I hope that my text and graphical descriptions do not differ in their implications. If they do please let me know.

Update: I am seeing (now) that it looks like most MVVM implementations don't "require" the View Controller as I have it here. I really just don't get it, I guess. Anyways I'll gladly update this with a fixed diagram if anyone can help me get around my vast ignorance. I think this is a great way to show design patterns, if I only I knew what it actually was!

Best Answer

You're mixing MVC and MVVM here a bit.

Simply spoken:

  • In MVVM, you create an abstract representation of your View independent of the UI technology in use and bind your concrete (UI technology dependent- ) view to it with some sort of glue code.
  • MVC simply means: the view has a strategy pattern to communicate with the model and is an observer of the model. This strategy pattern is called "Controller"

The Model holds the actual data itself with no control or visibility.

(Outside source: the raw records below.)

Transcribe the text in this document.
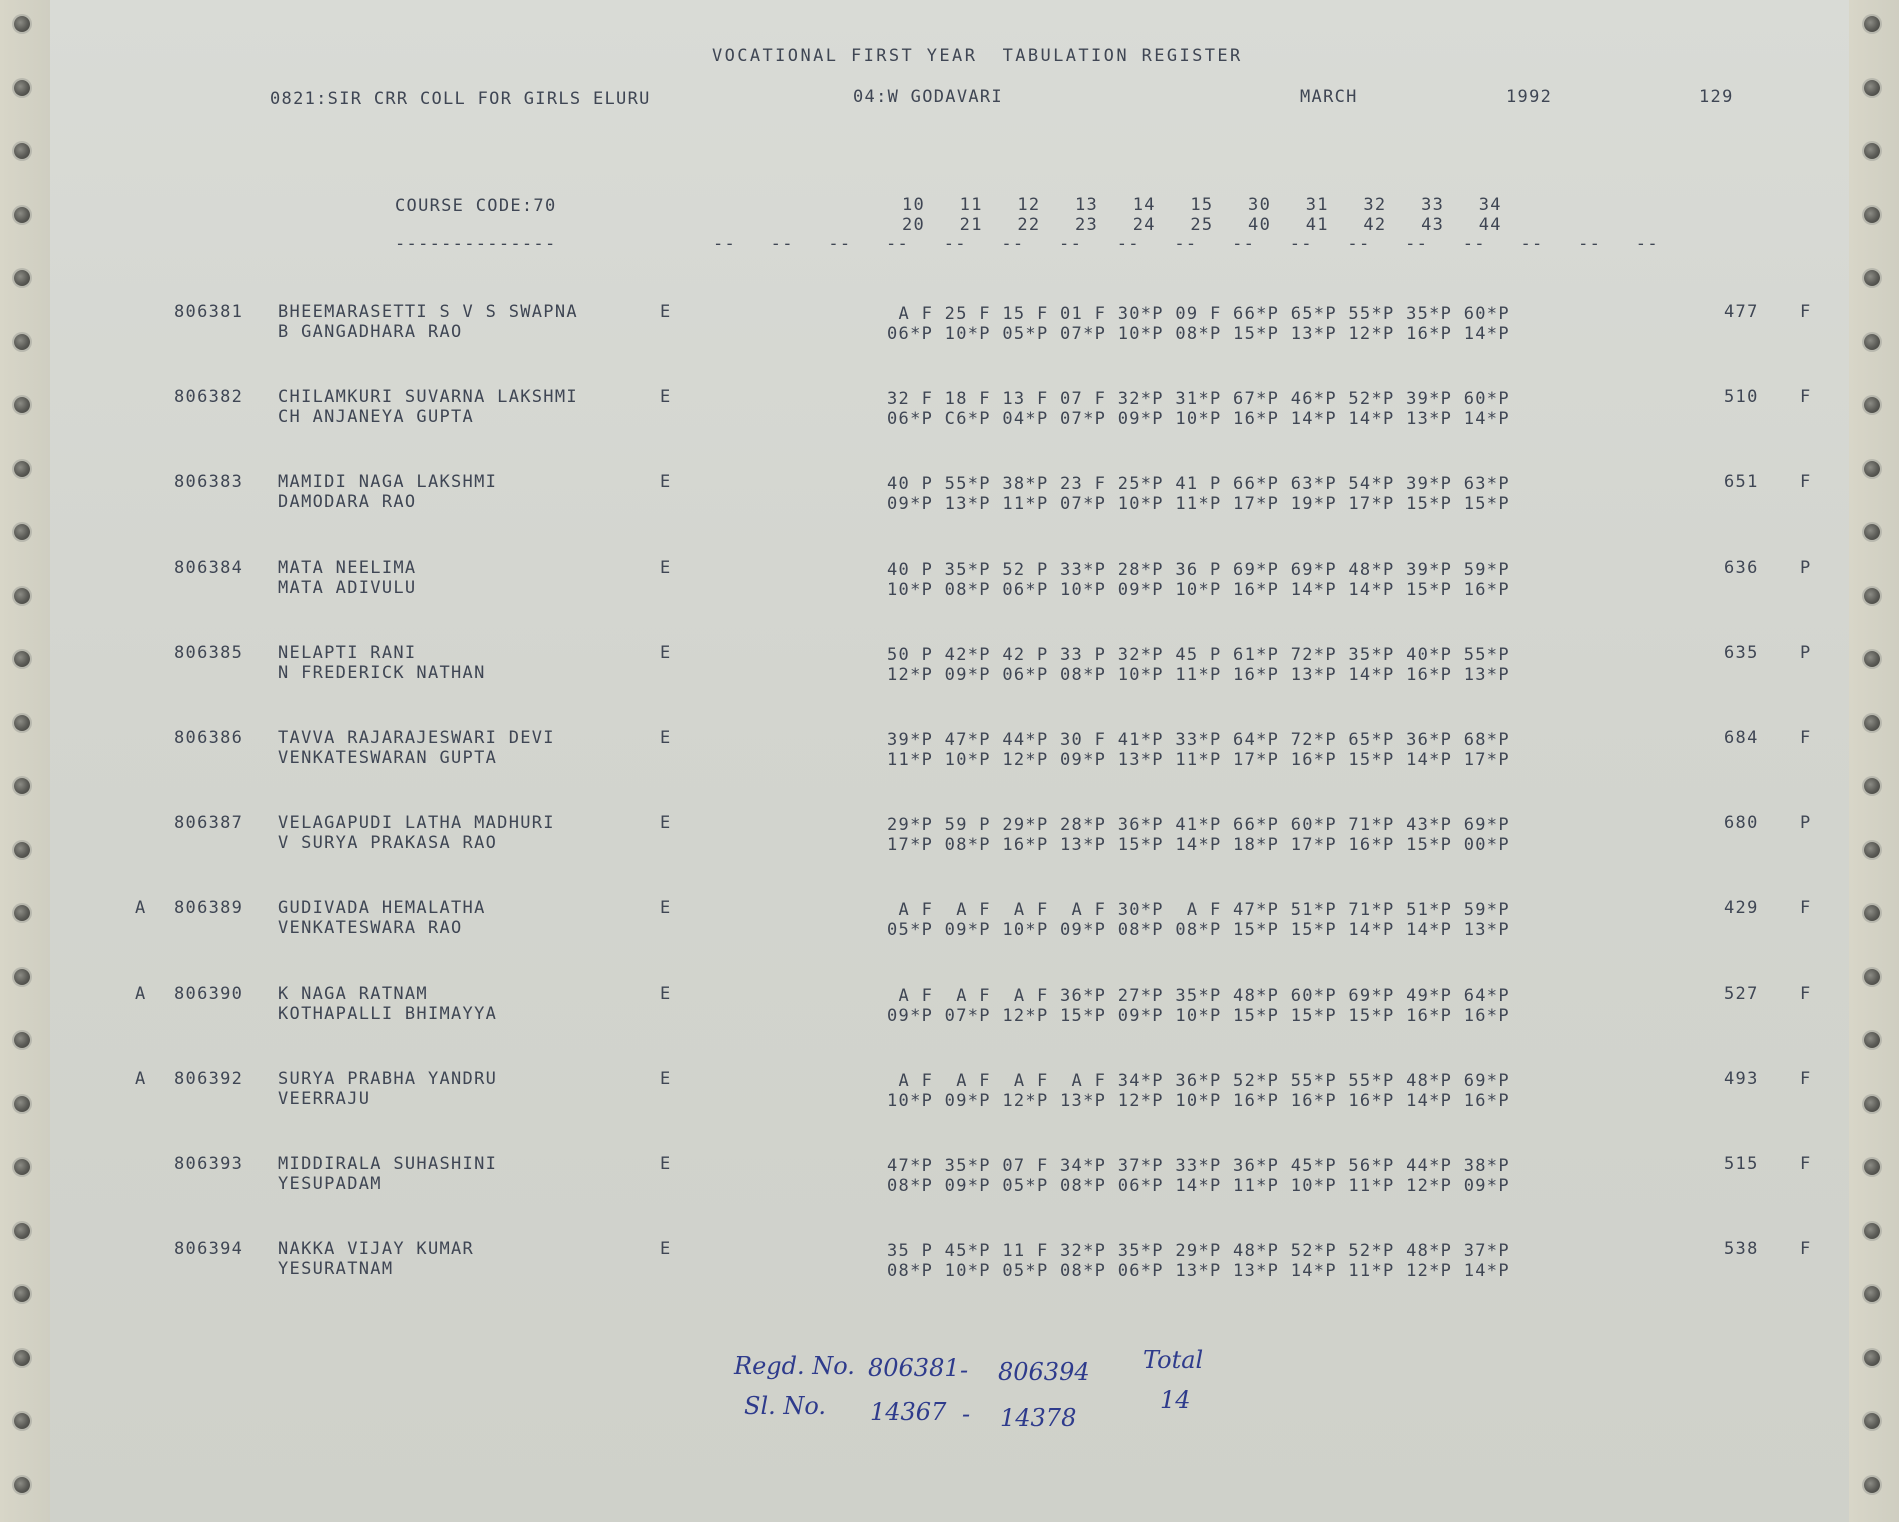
VOCATIONAL FIRST YEAR  TABULATION REGISTER
0821:SIR CRR COLL FOR GIRLS ELURU	04:W GODAVARI	MARCH	1992	129
COURSE CODE:70
--------------
10   11   12   13   14   15   30   31   32   33   34
20   21   22   23   24   25   40   41   42   43   44
--   --   --   --   --   --   --   --   --   --   --   --   --   --   --   --   --
806381 BHEEMARASETTI S V S SWAPNA
B GANGADHARA RAO
E	A F 25 F 15 F 01 F 30*P 09 F 66*P 65*P 55*P 35*P 60*P
06*P 10*P 05*P 07*P 10*P 08*P 15*P 13*P 12*P 16*P 14*P
477 F
806382 CHILAMKURI SUVARNA LAKSHMI
CH ANJANEYA GUPTA
E	32 F 18 F 13 F 07 F 32*P 31*P 67*P 46*P 52*P 39*P 60*P
06*P C6*P 04*P 07*P 09*P 10*P 16*P 14*P 14*P 13*P 14*P
510 F
806383 MAMIDI NAGA LAKSHMI
DAMODARA RAO
E	40 P 55*P 38*P 23 F 25*P 41 P 66*P 63*P 54*P 39*P 63*P
09*P 13*P 11*P 07*P 10*P 11*P 17*P 19*P 17*P 15*P 15*P
651 F
806384 MATA NEELIMA
MATA ADIVULU
E	40 P 35*P 52 P 33*P 28*P 36 P 69*P 69*P 48*P 39*P 59*P
10*P 08*P 06*P 10*P 09*P 10*P 16*P 14*P 14*P 15*P 16*P
636 P
806385 NELAPTI RANI
N FREDERICK NATHAN
E	50 P 42*P 42 P 33 P 32*P 45 P 61*P 72*P 35*P 40*P 55*P
12*P 09*P 06*P 08*P 10*P 11*P 16*P 13*P 14*P 16*P 13*P
635 P
806386 TAVVA RAJARAJESWARI DEVI
VENKATESWARAN GUPTA
E	39*P 47*P 44*P 30 F 41*P 33*P 64*P 72*P 65*P 36*P 68*P
11*P 10*P 12*P 09*P 13*P 11*P 17*P 16*P 15*P 14*P 17*P
684 F
806387 VELAGAPUDI LATHA MADHURI
V SURYA PRAKASA RAO
E	29*P 59 P 29*P 28*P 36*P 41*P 66*P 60*P 71*P 43*P 69*P
17*P 08*P 16*P 13*P 15*P 14*P 18*P 17*P 16*P 15*P 00*P
680 P
A 806389 GUDIVADA HEMALATHA
VENKATESWARA RAO
E	A F  A F  A F  A F 30*P  A F 47*P 51*P 71*P 51*P 59*P
05*P 09*P 10*P 09*P 08*P 08*P 15*P 15*P 14*P 14*P 13*P
429 F
A 806390 K NAGA RATNAM
KOTHAPALLI BHIMAYYA
E	A F  A F  A F 36*P 27*P 35*P 48*P 60*P 69*P 49*P 64*P
09*P 07*P 12*P 15*P 09*P 10*P 15*P 15*P 15*P 16*P 16*P
527 F
A 806392 SURYA PRABHA YANDRU
VEERRAJU
E	A F  A F  A F  A F 34*P 36*P 52*P 55*P 55*P 48*P 69*P
10*P 09*P 12*P 13*P 12*P 10*P 16*P 16*P 16*P 14*P 16*P
493 F
806393 MIDDIRALA SUHASHINI
YESUPADAM
E	47*P 35*P 07 F 34*P 37*P 33*P 36*P 45*P 56*P 44*P 38*P
08*P 09*P 05*P 08*P 06*P 14*P 11*P 10*P 11*P 12*P 09*P
515 F
806394 NAKKA VIJAY KUMAR
YESURATNAM
E	35 P 45*P 11 F 32*P 35*P 29*P 48*P 52*P 52*P 48*P 37*P
08*P 10*P 05*P 08*P 06*P 13*P 13*P 14*P 11*P 12*P 14*P
538 F
Regd. No. 806381 - 806394
Sl. No. 14367 - 14378
Total
14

The model is not only data. The model is your business logic. Most people get it wrong. It's not just a collection of data attributes encapsulated into classes, it is also behaviour.

I am seeing (now) that it looks like most MVVM implementations don't "require" the View Controller as I have it here. I really just don't get it, I guess.

Your thoughts are not so wrong. You want to put InputProcessors (You call them controllers) into your ViewModel. This is OK for a game, but if you want to implement the pattern as purely as possible, you'd bind keyboard commands to actions which are present in your ViewModel. So you'd bind them from concrete view (keyevent) to ViewModel(action).